Inscriptions en baisse chez les étudiants, et parts de marché déclinantes chez les consommateurs ; confusion sur la méthode et imprécision de la mission … Les enseignants de lettres ont de bonnes raisons d’être inquiets sur le statut de la littérature et de la recherche littéraire. Et comme une personne anxieuse, la discipline elle-même s’intéresse de plus en plus au goût populaire, alors que sa propre popularité est en déclin. Entre 2007 (récession boursière) et 2019, le nombre d’inscrits en premier cycle de lettres aux États-Unis s’est rétréci d’un quart, et il est difficile d’imaginer que la pandémie puisse renverser cette tendance. Pendant la même période, les enseignants en littérature se sont détournés des chefs-d’œuvre, réels ou prétendus, qui ont composé le canon depuis la consolidation de l’anglais comme champ d’études dans les années 1930, en faveur de livres populaires. Parfois, il s’agit de livres appartenant à des genres oubliés ou méprisés comme les romans policiers, de science-fiction ou d’horreur ; c’est la popularité du point de vue de la consommation. Et parfois, il s’agit de livres écrits en grande quantité par des auteurs avec peu de lecteurs, quel que soit le genre ; c’est la popularité du point de vue de la production.
Il ne faut pas confondre la tournure populiste dans les études littéraires avec la guerre de Trente Ans à propos du canon. Lancée dans les années 1970, cette guerre s’est conclue par la reconnaissance générale que beaucoup d’écrivains féminins, queer, de couleur ou issus de pays périphériques méritaient aussi l’attention des universitaires. Après tout, les belligérants avaient simplement soutenu leurs propres candidats au titre d’Auteur majeur ou de Texte important ; rarement ont-ils contesté l’existence de ces titres ou que l’objet de la discipline était de les étudier. La tournure populiste, par contraste, questionne si un groupe d’auteurs réduit – quelle que soit sa diversité – doit monopoliser l’attention de la discipline, d’autant que les livres retenus constituent un échantillon totalement non représentatif des fictions réellement écrites et lues. Le populisme universitaire se reflète d’un côté dans les cours proposés et dans les articles qui se concentrent sur la fiction de genre aux dépens de la soi-disant fiction littéraire, et de l’autre, dans l’analyse quantitative associée avec Franco Moretti. Avec ses collègues au Stanford Literary Lab fondé en 2010, Moretti a encouragé une forme de « lecture à distance » à même d’agréger les notes d’innombrables doctorants expédiés sur la piste de romans plus ou moins oubliés, afin de dessiner un portrait essentiellement démographique de « l’abattoir de la littérature » (Moretti), où presque tout ce qui a été publié disparaît à jamais peu de temps après. Une telle méthode peut retrouver les traits dominants de toute une population de romans de détection, par exemple, dont seulement ceux de Conan Doyle et quelques autres ont survécu jusqu’à maintenant.

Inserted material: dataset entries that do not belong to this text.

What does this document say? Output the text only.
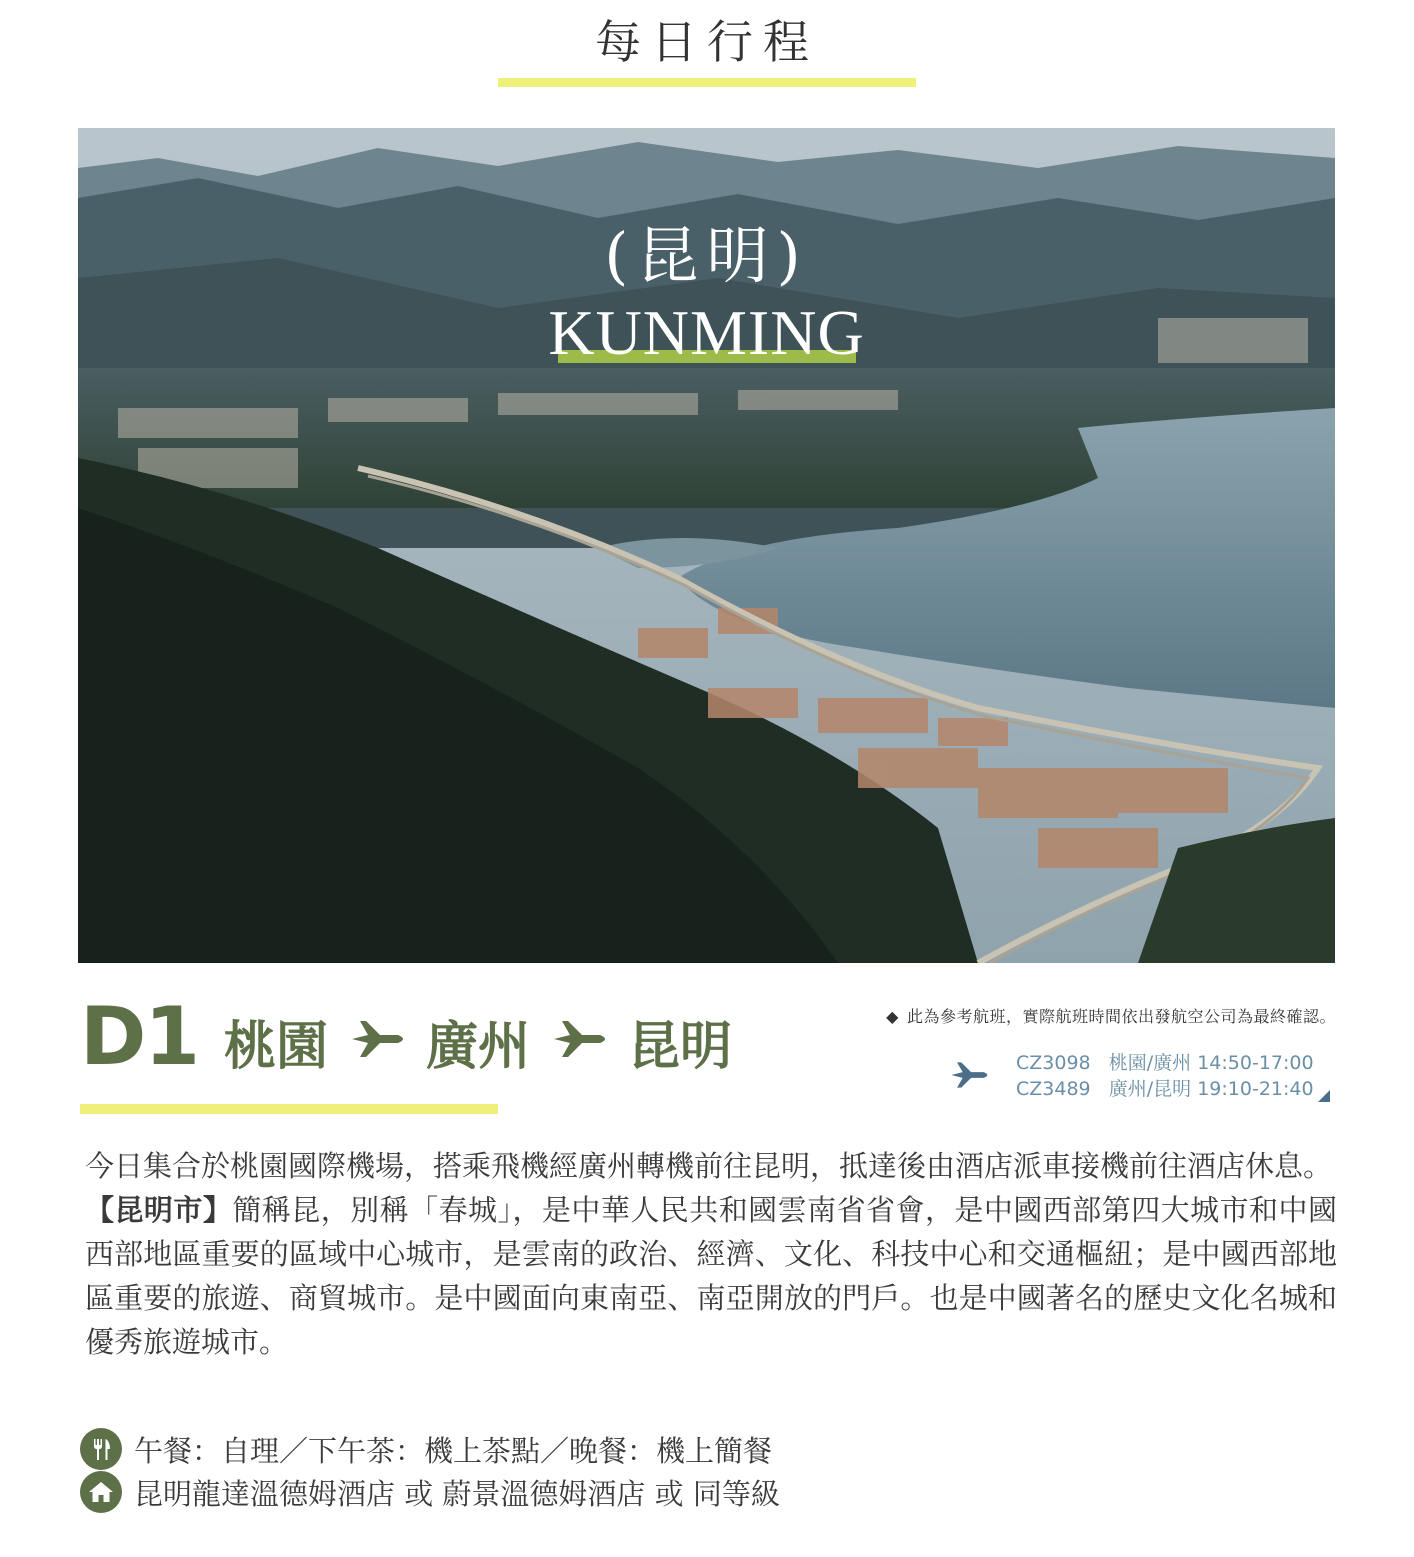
每日行程
(昆明)
KUNMING
D1 桃園 廣州 昆明
◆ 此為參考航班，實際航班時間依出發航空公司為最終確認。
CZ3098 桃園/廣州 14:50-17:00
CZ3489 廣州/昆明 19:10-21:40

今日集合於桃園國際機場，搭乘飛機經廣州轉機前往昆明，抵達後由酒店派車接機前往酒店休息。

【昆明市】簡稱昆，別稱「春城」，是中華人民共和國雲南省省會，是中國西部第四大城市和中國西部地區重要的區域中心城市，是雲南的政治、經濟、文化、科技中心和交通樞紐；是中國西部地區重要的旅遊、商貿城市。是中國面向東南亞、南亞開放的門戶。也是中國著名的歷史文化名城和優秀旅遊城市。

午餐：自理／下午茶：機上茶點／晚餐：機上簡餐
昆明龍達溫德姆酒店 或 蔚景溫德姆酒店 或 同等級
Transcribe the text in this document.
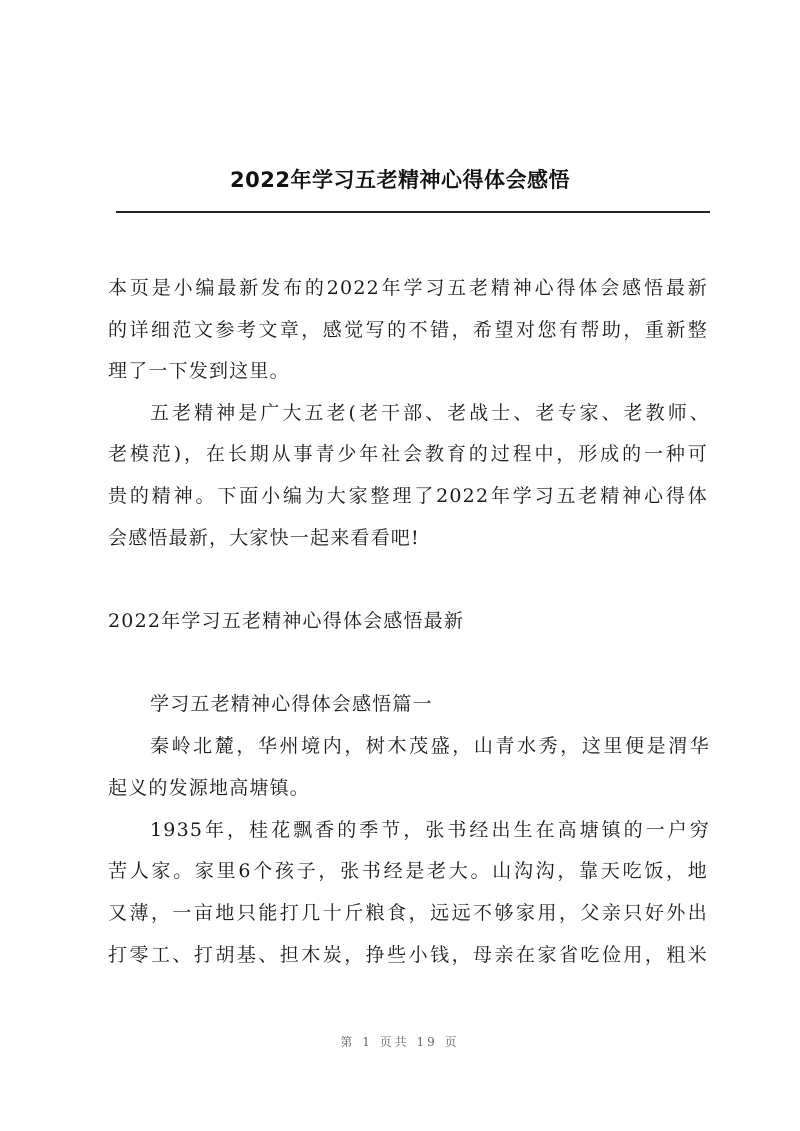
2022年学习五老精神心得体会感悟
本页是小编最新发布的2022年学习五老精神心得体会感悟最新
的详细范文参考文章，感觉写的不错，希望对您有帮助，重新整
理了一下发到这里。
五老精神是广大五老(老干部、老战士、老专家、老教师、
老模范)，在长期从事青少年社会教育的过程中，形成的一种可
贵的精神。下面小编为大家整理了2022年学习五老精神心得体
会感悟最新，大家快一起来看看吧!
2022年学习五老精神心得体会感悟最新
学习五老精神心得体会感悟篇一
秦岭北麓，华州境内，树木茂盛，山青水秀，这里便是渭华
起义的发源地高塘镇。
1935年，桂花飘香的季节，张书经出生在高塘镇的一户穷
苦人家。家里6个孩子，张书经是老大。山沟沟，靠天吃饭，地
又薄，一亩地只能打几十斤粮食，远远不够家用，父亲只好外出
打零工、打胡基、担木炭，挣些小钱，母亲在家省吃俭用，粗米
第 1 页共 19 页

Cet élargissement du domaine de la recherche littéraire – afin d’y inclure la fiction de genre écrite par des auteurs populaires, et la vaste production obscure de « grands non lus » – promet ou menace de transformer le champ. Pensez à un puits de mine (sélection étroite de textes, exploration profonde) qui se fait remplacer par un parking (sélection large de textes, examen superficiel). Il ne faut pas, cependant, exagérer la tendance. L’activité principale reste, comme le dit de manière un peu évasive Mark McGurl dans son nouveau livre, « la lecture à rythme lent, et la rumination des œuvres de génie (ou du moins de très grande qualité), ce qui a été la raison d’être historique de la discipline ». (Sûrement, s’il existe quelque chose de plus difficile à définir que « génie », c’est « très grande qualité »). Mais McGurl, professeur à l’université de Stanford (comme l‘a été Moretti), s’efforce non seulement d’analyser « le populisme commercial » d’Amazon.com, mais aussi d’exprimer sa propre version du populisme littéraire. Au lieu de s’étendre sur de supposés grands livres, McGurl rumine sur la transformation du commerce des livres impulsée par Amazon comme « un travail de génie en soi ».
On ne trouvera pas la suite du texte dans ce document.